Definition
The representativeness heuristic is the tendency to judge the probability of an event or the likelihood of category membership by how similar the case is to a prototype — by how representative it is of its category. The hard question ("how probable is X?") is replaced by an easier one ("how much does X resemble the typical member of category Y?").
Tversky and Kahneman demonstrated the heuristic through the Tom W. problem: subjects told that Tom W. is "orderly, self-contained, has a need for order and clarity, and a passion for systems" rated him more likely to be a computer science student than a humanities student — ignoring that computer science departments are much smaller. The description fit the CS stereotype, so probability tracked representativeness rather than base rate.
Why it matters
Base rate neglect
The most consequential failure of the representativeness heuristic is base rate neglect: when a description fits a stereotype, the base rate of the category is ignored or drastically underweighted. The question becomes "does this look like X?" rather than "given how common X is, what is the probability?"
This matters in high-stakes domains:
- Medical diagnosis: a symptom that fits the dramatic disease is judged probable even when the disease is extremely rare and common conditions explain the symptom better.
- Personnel selection: a candidate who "looks the part" is judged qualified even when the base rates of success in the role are low.
- Investment: a company with a compelling growth narrative feels like a winner even when base rates for sustained growth are low.
The conjunction fallacy
Representativeness also produces the conjunction fallacy: judging a conjunction (A and B) as more probable than one of its components (B alone). The Linda problem is the canonical example: Linda is described as politically active and socially conscious; subjects rate "Linda is a bank teller and active in the feminist movement" as more probable than "Linda is a bank teller" — even though the conjunction cannot exceed the probability of either component.

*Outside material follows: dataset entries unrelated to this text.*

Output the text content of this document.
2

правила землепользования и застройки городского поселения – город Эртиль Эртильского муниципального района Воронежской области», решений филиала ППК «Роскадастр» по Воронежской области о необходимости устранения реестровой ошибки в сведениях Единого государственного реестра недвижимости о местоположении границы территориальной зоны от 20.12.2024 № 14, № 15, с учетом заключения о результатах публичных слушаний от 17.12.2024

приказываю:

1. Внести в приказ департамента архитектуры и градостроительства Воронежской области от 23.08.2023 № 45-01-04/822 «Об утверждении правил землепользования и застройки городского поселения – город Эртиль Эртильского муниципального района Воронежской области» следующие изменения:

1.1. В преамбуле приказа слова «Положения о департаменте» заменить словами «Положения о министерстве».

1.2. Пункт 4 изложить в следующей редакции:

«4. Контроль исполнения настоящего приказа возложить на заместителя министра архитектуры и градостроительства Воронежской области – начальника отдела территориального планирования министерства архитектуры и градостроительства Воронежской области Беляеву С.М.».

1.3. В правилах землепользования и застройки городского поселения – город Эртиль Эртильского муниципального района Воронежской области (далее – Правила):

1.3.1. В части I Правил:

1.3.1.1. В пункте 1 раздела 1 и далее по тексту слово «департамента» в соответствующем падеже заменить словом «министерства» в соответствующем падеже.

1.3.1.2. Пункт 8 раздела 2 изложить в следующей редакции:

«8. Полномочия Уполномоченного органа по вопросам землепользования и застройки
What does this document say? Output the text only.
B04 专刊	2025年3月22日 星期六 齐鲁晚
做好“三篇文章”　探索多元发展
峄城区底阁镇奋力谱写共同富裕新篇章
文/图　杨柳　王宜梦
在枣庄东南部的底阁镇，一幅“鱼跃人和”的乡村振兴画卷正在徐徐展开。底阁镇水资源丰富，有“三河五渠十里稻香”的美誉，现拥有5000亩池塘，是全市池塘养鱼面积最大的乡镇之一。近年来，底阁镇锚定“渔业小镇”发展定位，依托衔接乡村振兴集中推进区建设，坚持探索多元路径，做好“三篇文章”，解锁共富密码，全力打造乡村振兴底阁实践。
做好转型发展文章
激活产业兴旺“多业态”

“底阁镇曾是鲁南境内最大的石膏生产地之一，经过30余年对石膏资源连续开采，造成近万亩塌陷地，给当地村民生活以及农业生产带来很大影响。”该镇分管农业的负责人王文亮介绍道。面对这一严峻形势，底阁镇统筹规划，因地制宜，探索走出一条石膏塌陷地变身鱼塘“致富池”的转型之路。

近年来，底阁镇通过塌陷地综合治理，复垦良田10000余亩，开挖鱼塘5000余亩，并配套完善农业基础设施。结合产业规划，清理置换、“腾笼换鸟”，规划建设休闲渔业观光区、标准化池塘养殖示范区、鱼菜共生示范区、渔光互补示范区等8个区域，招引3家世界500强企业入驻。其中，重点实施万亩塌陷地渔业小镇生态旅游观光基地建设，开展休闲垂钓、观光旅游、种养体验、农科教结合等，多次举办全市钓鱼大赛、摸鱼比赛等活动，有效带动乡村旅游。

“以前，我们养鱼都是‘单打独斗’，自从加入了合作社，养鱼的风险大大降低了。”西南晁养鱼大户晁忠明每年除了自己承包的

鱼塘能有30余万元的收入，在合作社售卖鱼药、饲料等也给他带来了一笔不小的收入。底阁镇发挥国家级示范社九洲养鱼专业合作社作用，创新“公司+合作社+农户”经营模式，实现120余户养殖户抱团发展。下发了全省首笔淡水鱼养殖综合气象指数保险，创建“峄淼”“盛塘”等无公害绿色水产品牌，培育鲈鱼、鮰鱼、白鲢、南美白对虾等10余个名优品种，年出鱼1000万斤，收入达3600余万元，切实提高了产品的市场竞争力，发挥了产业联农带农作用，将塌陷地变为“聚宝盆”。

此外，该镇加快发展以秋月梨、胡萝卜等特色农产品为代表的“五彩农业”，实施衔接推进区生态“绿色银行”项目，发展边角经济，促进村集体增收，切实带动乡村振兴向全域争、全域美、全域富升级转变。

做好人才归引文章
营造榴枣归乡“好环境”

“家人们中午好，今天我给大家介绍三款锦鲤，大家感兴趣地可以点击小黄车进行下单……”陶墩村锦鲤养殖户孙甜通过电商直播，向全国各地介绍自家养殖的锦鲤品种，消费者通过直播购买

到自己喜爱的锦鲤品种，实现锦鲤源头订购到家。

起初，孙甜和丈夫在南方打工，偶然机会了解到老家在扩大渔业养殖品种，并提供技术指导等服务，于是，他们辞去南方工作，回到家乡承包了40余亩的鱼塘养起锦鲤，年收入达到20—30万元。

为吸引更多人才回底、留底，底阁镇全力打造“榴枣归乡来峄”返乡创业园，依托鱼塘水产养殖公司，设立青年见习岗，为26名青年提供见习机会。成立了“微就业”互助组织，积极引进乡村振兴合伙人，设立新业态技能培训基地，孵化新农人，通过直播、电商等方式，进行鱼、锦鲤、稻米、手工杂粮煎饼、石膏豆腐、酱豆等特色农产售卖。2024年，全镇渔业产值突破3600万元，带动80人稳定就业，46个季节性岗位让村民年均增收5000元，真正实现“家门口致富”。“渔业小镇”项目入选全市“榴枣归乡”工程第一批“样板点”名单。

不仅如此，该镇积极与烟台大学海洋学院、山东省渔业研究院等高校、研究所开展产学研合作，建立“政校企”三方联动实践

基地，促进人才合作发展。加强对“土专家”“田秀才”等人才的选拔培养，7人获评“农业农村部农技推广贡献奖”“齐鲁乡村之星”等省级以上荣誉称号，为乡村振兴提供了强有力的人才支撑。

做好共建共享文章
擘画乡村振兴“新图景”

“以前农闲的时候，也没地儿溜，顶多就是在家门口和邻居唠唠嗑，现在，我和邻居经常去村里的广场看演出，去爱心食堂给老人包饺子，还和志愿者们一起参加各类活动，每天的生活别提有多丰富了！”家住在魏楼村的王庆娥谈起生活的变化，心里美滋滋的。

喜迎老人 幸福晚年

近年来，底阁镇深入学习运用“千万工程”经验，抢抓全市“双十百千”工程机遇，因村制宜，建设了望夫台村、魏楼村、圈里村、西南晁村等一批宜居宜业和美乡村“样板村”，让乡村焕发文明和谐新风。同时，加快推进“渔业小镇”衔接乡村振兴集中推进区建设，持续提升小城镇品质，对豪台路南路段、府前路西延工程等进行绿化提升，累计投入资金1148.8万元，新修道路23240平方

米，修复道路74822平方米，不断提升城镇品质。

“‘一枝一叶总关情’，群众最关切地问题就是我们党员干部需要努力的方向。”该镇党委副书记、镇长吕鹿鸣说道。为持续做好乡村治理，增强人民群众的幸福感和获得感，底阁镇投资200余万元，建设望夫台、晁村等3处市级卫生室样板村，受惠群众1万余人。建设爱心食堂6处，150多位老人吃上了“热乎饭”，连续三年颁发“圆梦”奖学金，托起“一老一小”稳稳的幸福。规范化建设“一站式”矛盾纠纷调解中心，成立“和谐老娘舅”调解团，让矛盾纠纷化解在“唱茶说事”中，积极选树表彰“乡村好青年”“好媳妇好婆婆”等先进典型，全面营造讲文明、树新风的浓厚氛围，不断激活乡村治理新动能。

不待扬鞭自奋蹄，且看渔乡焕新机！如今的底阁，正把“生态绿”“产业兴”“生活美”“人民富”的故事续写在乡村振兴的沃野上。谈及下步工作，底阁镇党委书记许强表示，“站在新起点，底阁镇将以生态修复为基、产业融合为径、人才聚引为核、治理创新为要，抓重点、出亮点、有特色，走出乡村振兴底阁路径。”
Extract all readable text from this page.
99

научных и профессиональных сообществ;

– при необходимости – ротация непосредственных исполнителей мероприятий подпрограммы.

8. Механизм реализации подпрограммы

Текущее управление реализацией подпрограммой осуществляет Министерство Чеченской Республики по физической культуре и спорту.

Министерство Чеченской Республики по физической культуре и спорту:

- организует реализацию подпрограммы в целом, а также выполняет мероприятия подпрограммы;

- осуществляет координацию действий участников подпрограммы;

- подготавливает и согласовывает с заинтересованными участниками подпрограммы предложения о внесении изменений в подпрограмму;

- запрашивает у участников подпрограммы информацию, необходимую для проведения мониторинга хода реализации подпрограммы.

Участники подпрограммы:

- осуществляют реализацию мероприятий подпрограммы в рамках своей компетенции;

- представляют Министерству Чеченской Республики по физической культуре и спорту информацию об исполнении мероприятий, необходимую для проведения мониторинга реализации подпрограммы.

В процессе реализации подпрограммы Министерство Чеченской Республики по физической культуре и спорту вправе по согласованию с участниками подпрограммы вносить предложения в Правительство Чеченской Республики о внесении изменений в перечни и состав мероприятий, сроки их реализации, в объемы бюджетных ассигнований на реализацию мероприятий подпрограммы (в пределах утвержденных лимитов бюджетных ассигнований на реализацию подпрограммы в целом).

The conjunction feels more representative of the description, so it is judged more probable. Probability is being conflated with typicality.
Causal vs. statistical base rates
A critical refinement: people do not ignore all base rates equally. Causal base rates (this cab company has 80% blue cabs — a fact about the world that causally affects outcomes) are used naturally. Statistical base rates (85% of cabs in this city are green — a frequency statistic) are systematically underweighted.
The implication: when base rate information is framed as a specific causal fact rather than a population statistic, it is given far more weight in judgment. This is why storytelling about base rates is more persuasive than presenting them as numbers.